# Coca-Cola!



## DavidUnderwood (Jul 5, 2007)

Had a bucket full of Coke cans sitting in the barn door Saturday.
The bees found it and there must have been a few hundred all
afternoon. I assume they liked the sugar content. So, what in Coke 
is "bad" for my bees? Is it OK to feed it to them on purpose?


----------



## copperkid3 (Mar 18, 2005)

Read the ingredients on the can(s) . . .

Are you willing to put that into their bodies?

Shame on you if you even considered it!


----------



## alleyyooper (Apr 22, 2005)

Must be real dry in the desert where you live. Normally HONEY bees won't fool with scavaging. That is what Yellow Jackets do.

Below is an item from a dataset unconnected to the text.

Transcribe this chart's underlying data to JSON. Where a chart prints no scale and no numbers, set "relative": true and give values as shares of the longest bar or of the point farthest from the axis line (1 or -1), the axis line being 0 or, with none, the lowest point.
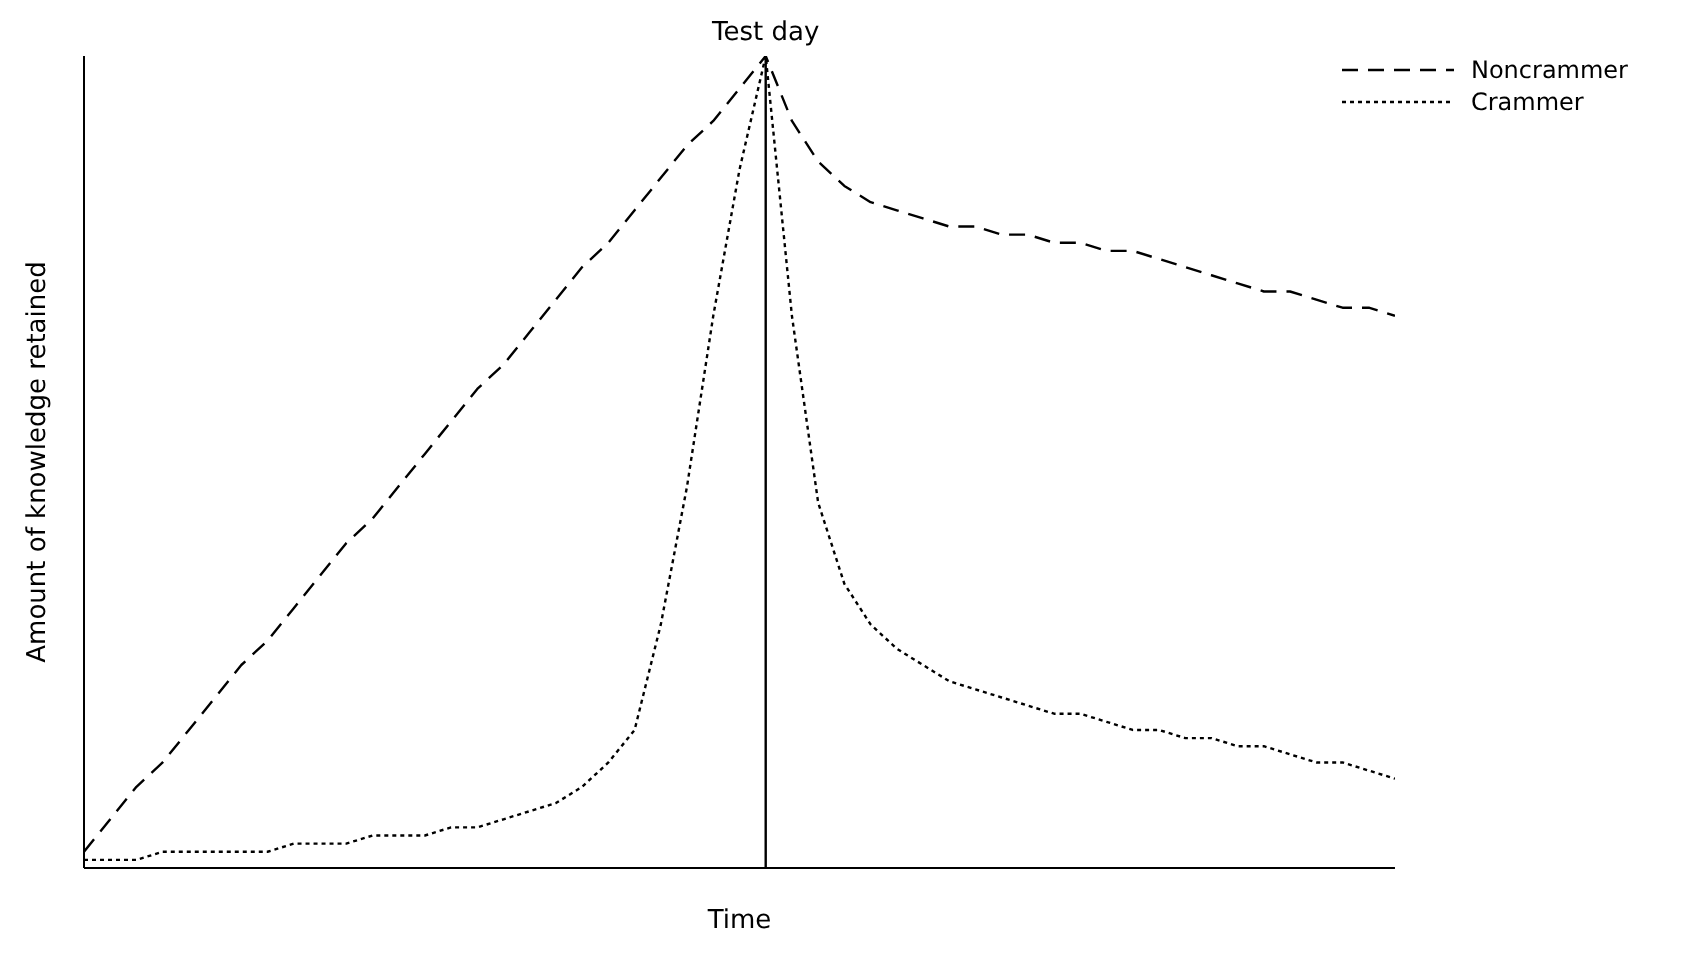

I have not tried the coke that they sell today but in th eearly 1980's you could put a tough cut of flank steak in a bowl pour coke to cover it and the coke would start eating the steak to the point it would be half gone in 24 hours. A old car raceing buddy filled a froze from rush stick trans mission with coke for a week and was able to turn all the shafts by hand afterwards.

 Al


----------



## DavidUnderwood (Jul 5, 2007)

Wednesday nite it rained 3 1/2 inches and by 10 AM the bees were back
looking for those drink cans! Other than water, Coke is largely corn syrup.
Some caffeine and flavor. Corn syrup is healthier for a human than white
refined sugar, and I know people who feed bees sugar water. So, as they
hunted the stuff down a hundred yards, they must like it. Just wondered 
if it would hurt them.


----------



## Fat Man (Mar 9, 2011)

DavidUnderwood said:


> Corn syrup is healthier for a human than white refined sugar,


They're about equal.


----------



## Convoy (Dec 2, 2012)

the only thing I can think of is the acid they add to it,

On a side note one of the horses loves coke to the point he'll grab a bottle from you and up end it - can't figure that one out either.


----------